I've been out of High School for twenty years now. When I was in school, I was pretty good in math, but I've lost a lot of the higher stuff I learned through lack of use. Still, up till now, all I ever needed to figure out my daughters' homework was a quick google search or some light reading in their textbook. Now, though, my second daughter is doing things in her 9th grade "Advanced Algebra" class that I can barely grasp the workings of.
The question is below:
Question says this company makes chairs and tables. Tables take 3 hours of carpentry and 2 hours of finishing and make a 35 dollar profit. Chairs take 2 hours of carpentry and 1/2 an hour of finishing and make a 20 dollar profit. They can use up to 108 carpentry hours and 20 finishing hours daily. How many chairs and tables should be made each day to maximize profit?
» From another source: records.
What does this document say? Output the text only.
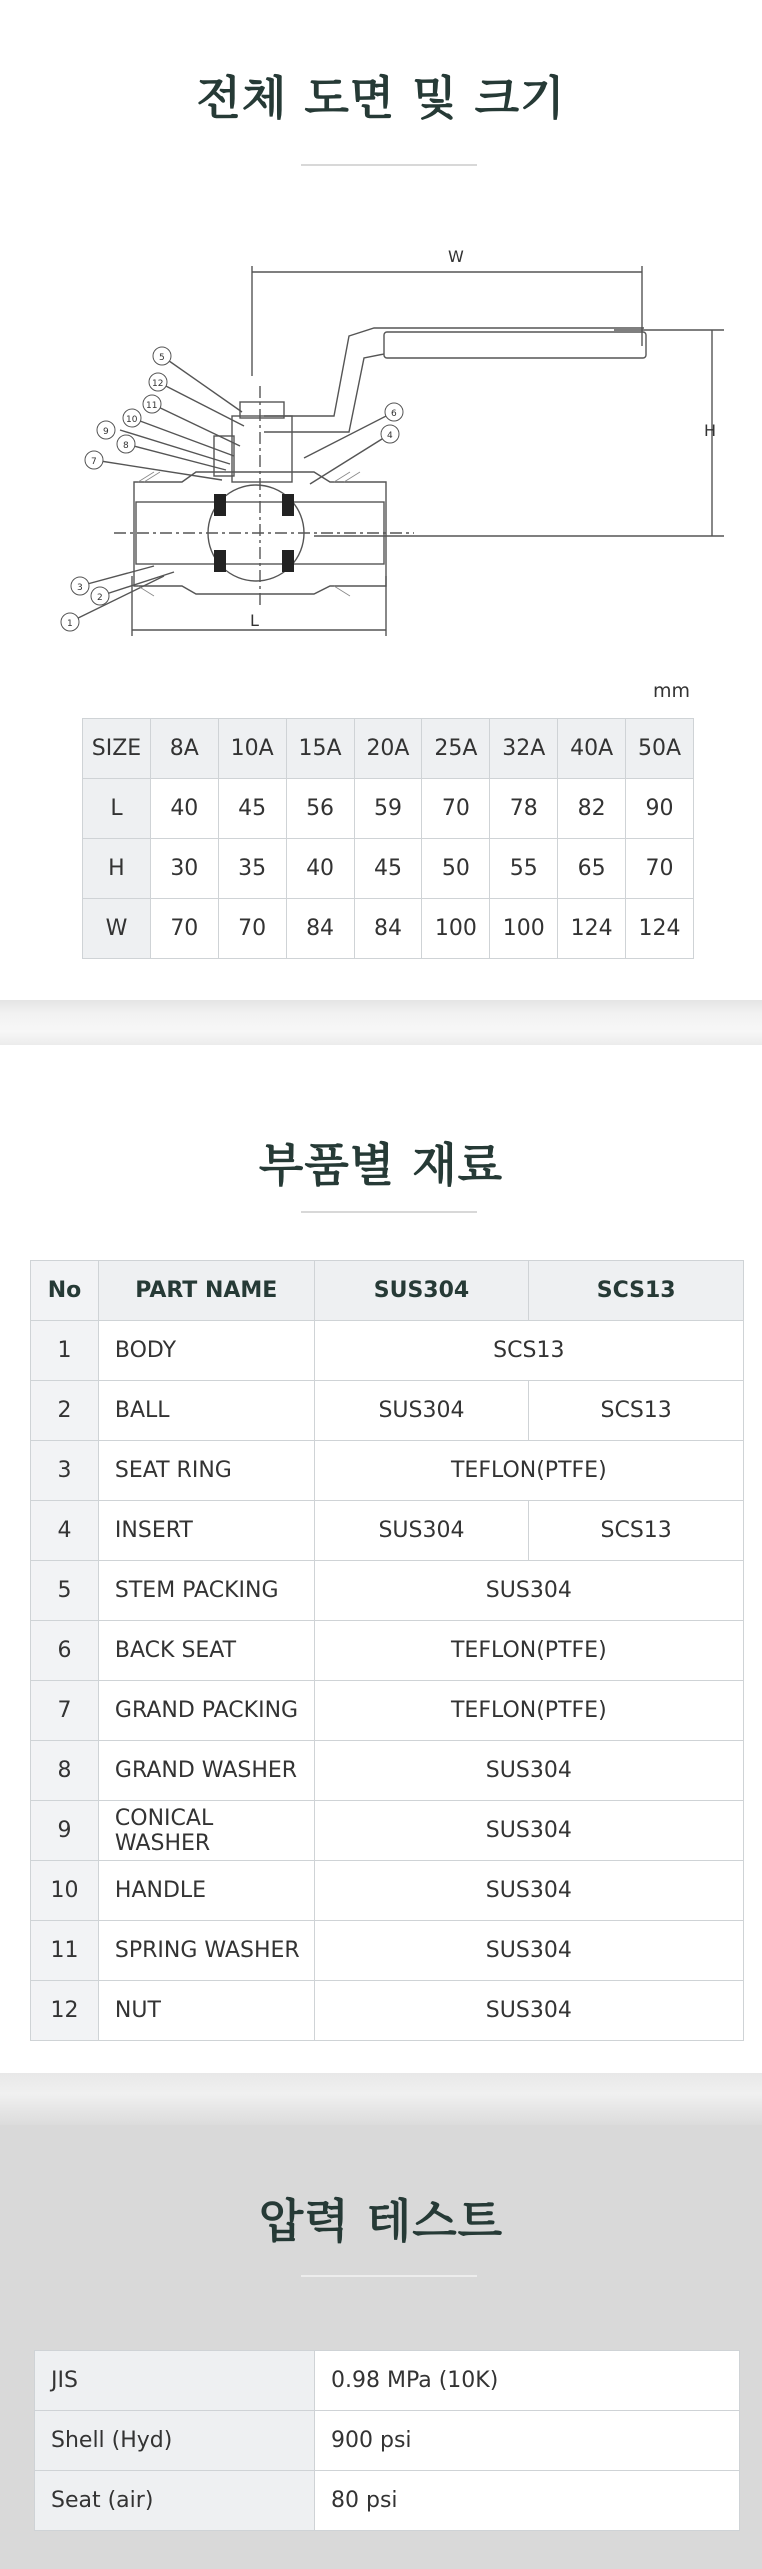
전체 도면 및 크기
W
H
L
1
2
3
4
5
6
7
8
9
10
11
12
mm
SIZE	8A	10A	15A	20A	25A	32A	40A	50A
L	40	45	56	59	70	78	82	90
H	30	35	40	45	50	55	65	70
W	70	70	84	84	100	100	124	124
부품별 재료
No	PART NAME	SUS304	SCS13
1	BODY	SCS13	
2	BALL	SUS304	SCS13
3	SEAT RING	TEFLON(PTFE)	
4	INSERT	SUS304	SCS13
5	STEM PACKING	SUS304	
6	BACK SEAT	TEFLON(PTFE)	
7	GRAND PACKING	TEFLON(PTFE)	
8	GRAND WASHER	SUS304	
9	CONICAL WASHER	SUS304	
10	HANDLE	SUS304	
11	SPRING WASHER	SUS304	
12	NUT	SUS304	
압력 테스트
JIS	0.98 MPa (10K)
Shell (Hyd)	900 psi
Seat (air)	80 psi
Now I need help... because she doesn't have a clue how to do it, and I only have the vaguest notions. I need some pointers on figuring out just how to solve this problem so that I can give her the tools to solve it. From googling and looking up "Linear Projection" online, I think I'm supposed to generate some equations for graphing, and then find the intersections, one of which will be the point at which so many tables and so many chairs equal the greatest profit. Where I'm stuck is that I can't seem to figure out just which variables to use and what the equations are I need to be solving!
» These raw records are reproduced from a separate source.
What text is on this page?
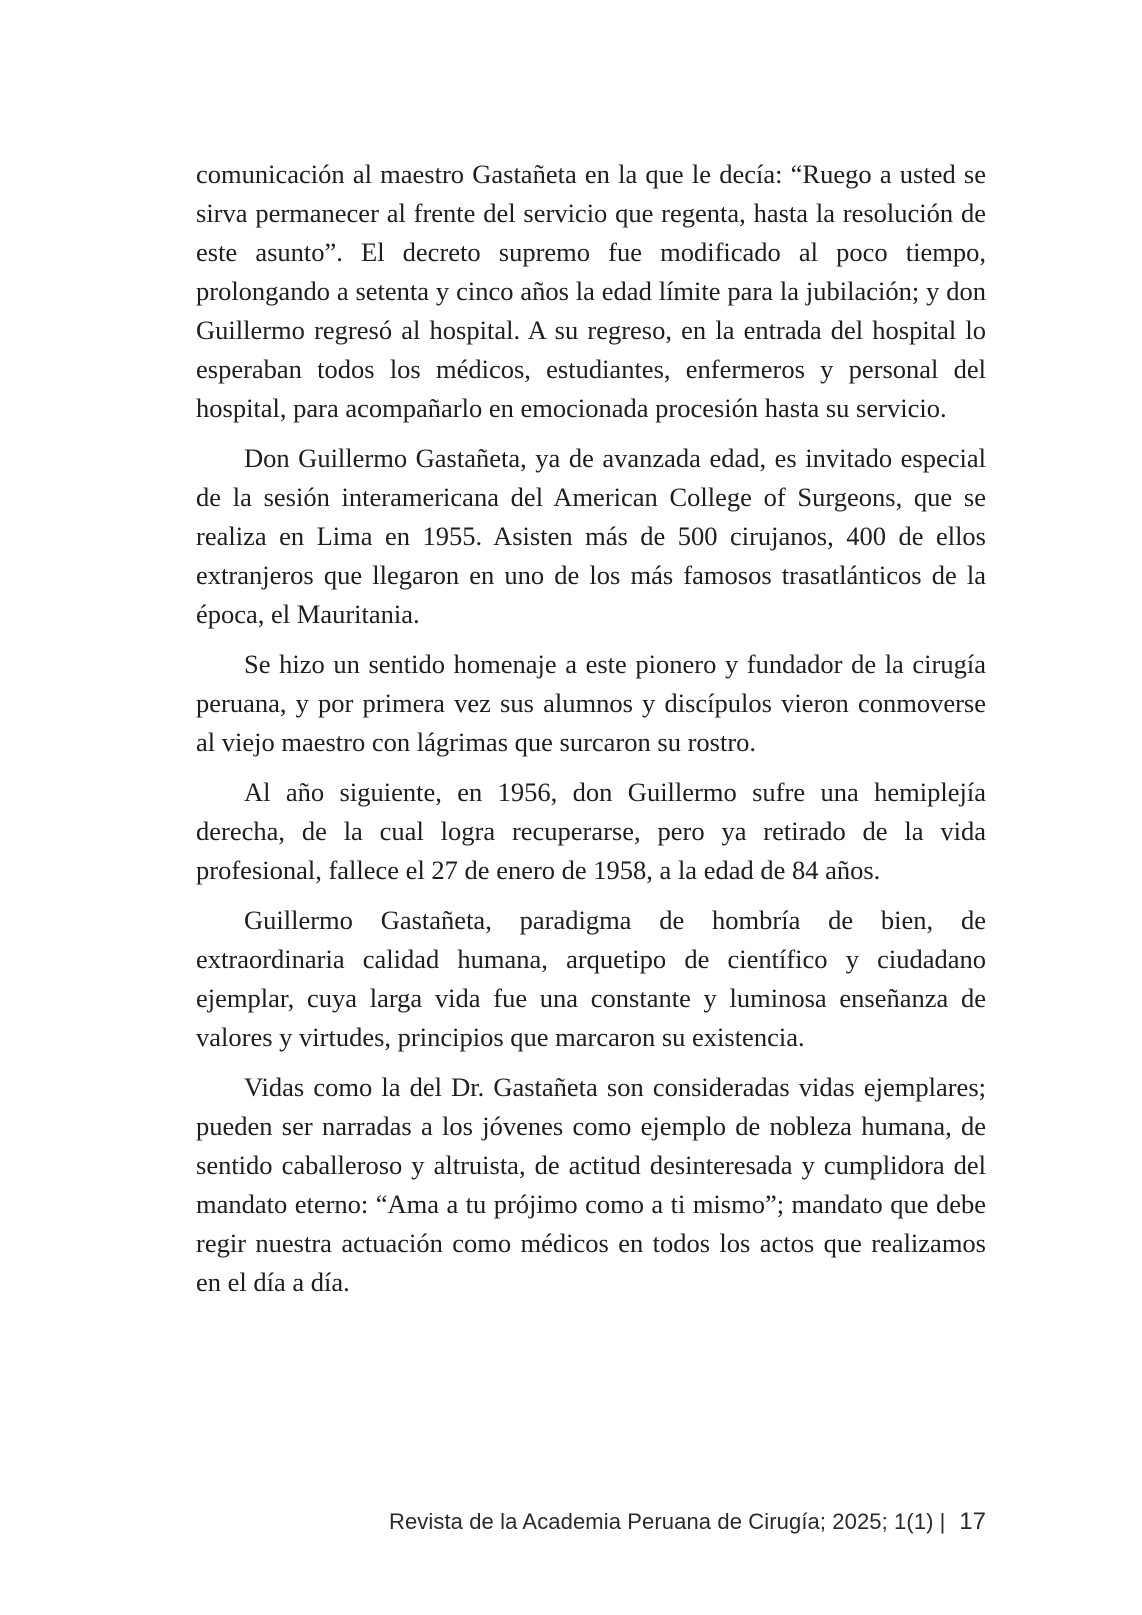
comunicación al maestro Gastañeta en la que le decía: “Ruego a usted se sirva permanecer al frente del servicio que regenta, hasta la resolución de este asunto”. El decreto supremo fue modificado al poco tiempo, prolongando a setenta y cinco años la edad límite para la jubilación; y don Guillermo regresó al hospital. A su regreso, en la entrada del hospital lo esperaban todos los médicos, estudiantes, enfermeros y personal del hospital, para acompañarlo en emocionada procesión hasta su servicio.

Don Guillermo Gastañeta, ya de avanzada edad, es invitado especial de la sesión interamericana del American College of Surgeons, que se realiza en Lima en 1955. Asisten más de 500 cirujanos, 400 de ellos extranjeros que llegaron en uno de los más famosos trasatlánticos de la época, el Mauritania.

Se hizo un sentido homenaje a este pionero y fundador de la cirugía peruana, y por primera vez sus alumnos y discípulos vieron conmoverse al viejo maestro con lágrimas que surcaron su rostro.

Al año siguiente, en 1956, don Guillermo sufre una hemiplejía derecha, de la cual logra recuperarse, pero ya retirado de la vida profesional, fallece el 27 de enero de 1958, a la edad de 84 años.

Guillermo Gastañeta, paradigma de hombría de bien, de extraordinaria calidad humana, arquetipo de científico y ciudadano ejemplar, cuya larga vida fue una constante y luminosa enseñanza de valores y virtudes, principios que marcaron su existencia.

Vidas como la del Dr. Gastañeta son consideradas vidas ejemplares; pueden ser narradas a los jóvenes como ejemplo de nobleza humana, de sentido caballeroso y altruista, de actitud desinteresada y cumplidora del mandato eterno: “Ama a tu prójimo como a ti mismo”; mandato que debe regir nuestra actuación como médicos en todos los actos que realizamos en el día a día.

Revista de la Academia Peruana de Cirugía; 2025; 1(1) | 17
My first thought was that I needed one equation for tables and another for chairs, with X and Y representing hours of Carpentry and Finishing respectively:
3x + 2y = 35
2x + .5y = 20
I solved these equations for y:
y = (35 - 3x) / 2
y = 40 - 4x
And then I get the feeling I'm heading in the wrong direction.. especially when I start graphing them and things seem to be going in the wrong direction.
Anyway, at this point any help would be vastly appreciated, as I'm thoroughly lost on my own.